I know the answer to those questions. We simply lived our lives. We loved each other and lived together and you went to and from school, the park, a friend’s house. Our days were normal. Love floated through our worlds like the dancing vapor rising from a latte. It was faint, yet warm and visible. Each hug was never to be the last. Even that morning when I last heard your voice, when I said I love you and you said I love you too as doctors escorted you beyond the double doors—the last time I really saw you—it was a placeholder until the next time. Those words were casual confidence that there would be many next times.

Only now do I realize that more than my wants to hold you, to feel the way your elbows bend and the points of your shoulder blades, is my desire to feel you hugging me back, your small hands squeezing mine. To feel the weight of your limbs around my body or sitting on my lap just like all the other days. To press my nose into your hair and breathe you in, the warm wisps of love.


  1. Kate Potterfield9:53 AM

    Suzanne, your honesty and eloquence are an inspiration--and are so generous. I hope that they provide you with the comfort they undoubtedly provide to all who read and all who knew and loved Riley.

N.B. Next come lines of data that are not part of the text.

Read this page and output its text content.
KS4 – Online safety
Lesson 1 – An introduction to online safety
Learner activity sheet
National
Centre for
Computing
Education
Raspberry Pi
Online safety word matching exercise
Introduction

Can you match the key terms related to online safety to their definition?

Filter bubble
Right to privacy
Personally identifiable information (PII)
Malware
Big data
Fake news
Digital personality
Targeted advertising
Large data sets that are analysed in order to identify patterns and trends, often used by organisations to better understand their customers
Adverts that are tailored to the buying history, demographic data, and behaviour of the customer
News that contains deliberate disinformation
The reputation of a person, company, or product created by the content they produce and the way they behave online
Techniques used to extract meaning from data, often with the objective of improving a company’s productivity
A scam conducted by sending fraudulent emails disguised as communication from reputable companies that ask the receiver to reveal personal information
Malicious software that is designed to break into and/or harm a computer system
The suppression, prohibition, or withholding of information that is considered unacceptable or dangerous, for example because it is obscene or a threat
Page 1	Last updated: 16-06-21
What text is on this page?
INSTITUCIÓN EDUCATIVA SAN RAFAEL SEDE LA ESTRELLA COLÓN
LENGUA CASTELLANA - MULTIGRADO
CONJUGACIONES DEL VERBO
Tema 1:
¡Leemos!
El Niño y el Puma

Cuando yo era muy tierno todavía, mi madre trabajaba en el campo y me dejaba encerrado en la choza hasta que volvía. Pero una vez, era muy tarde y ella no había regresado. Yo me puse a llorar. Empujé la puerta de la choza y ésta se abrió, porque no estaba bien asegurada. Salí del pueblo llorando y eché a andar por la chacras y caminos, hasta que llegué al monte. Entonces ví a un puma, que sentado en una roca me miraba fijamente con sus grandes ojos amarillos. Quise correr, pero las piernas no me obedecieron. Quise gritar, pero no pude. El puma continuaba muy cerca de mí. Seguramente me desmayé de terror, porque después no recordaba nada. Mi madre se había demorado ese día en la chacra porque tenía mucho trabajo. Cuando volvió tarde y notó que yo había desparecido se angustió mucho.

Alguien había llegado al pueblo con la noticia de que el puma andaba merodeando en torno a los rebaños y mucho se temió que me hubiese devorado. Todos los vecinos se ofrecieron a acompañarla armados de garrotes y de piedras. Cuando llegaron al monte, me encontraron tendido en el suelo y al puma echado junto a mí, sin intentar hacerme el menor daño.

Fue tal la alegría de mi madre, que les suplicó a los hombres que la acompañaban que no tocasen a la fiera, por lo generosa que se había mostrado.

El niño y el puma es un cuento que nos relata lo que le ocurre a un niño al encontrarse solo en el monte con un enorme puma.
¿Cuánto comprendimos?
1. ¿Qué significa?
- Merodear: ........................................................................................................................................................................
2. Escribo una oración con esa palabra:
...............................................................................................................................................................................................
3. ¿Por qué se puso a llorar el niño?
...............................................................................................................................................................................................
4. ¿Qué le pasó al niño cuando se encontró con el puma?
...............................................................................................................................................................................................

  2. He is not in those boxes, he is forever in your heart. Thank you again for your beautiful sharing.

  3. I wish I could hug you Suzanne yet I know that would not be enough. I wish I could drive to your house and just be mad or sad or confused with you. I love you all. I will continue to hope. Hope that you can concentrate on the I dids instead of the I wish I had. I will hug my kids tighter tonight. Thank you for reminding me to do this. We ALL never know tomorrow, just today. Today I hope you take it moment by moment. Hugs from nj

  4. Suzanne, my tears are flowing in streams over my cheeks and down on face dripping on to my cell phone. I weep for you and Riley.

    Your love messages will be heard by Riley and felt by all of us. I wish I could be with you to hold you in my arms and hug you back, to comfort you. With love, Patty

  5. Anonymous10:06 PM

    When I was 16 and my sister died, my family began saying "I love you" at every possible opportunity, sometimes many times in a single sentence. We still do. I can't say it so much at work, or out in the world, but I find ways to get the message across whenever I can. I deeply regret her death and I do not regret what I became as a result.

    That's what's happened for me for the past 40 years. Everyone is different and there is no one right way to grieve and respond, only the way that works best for you.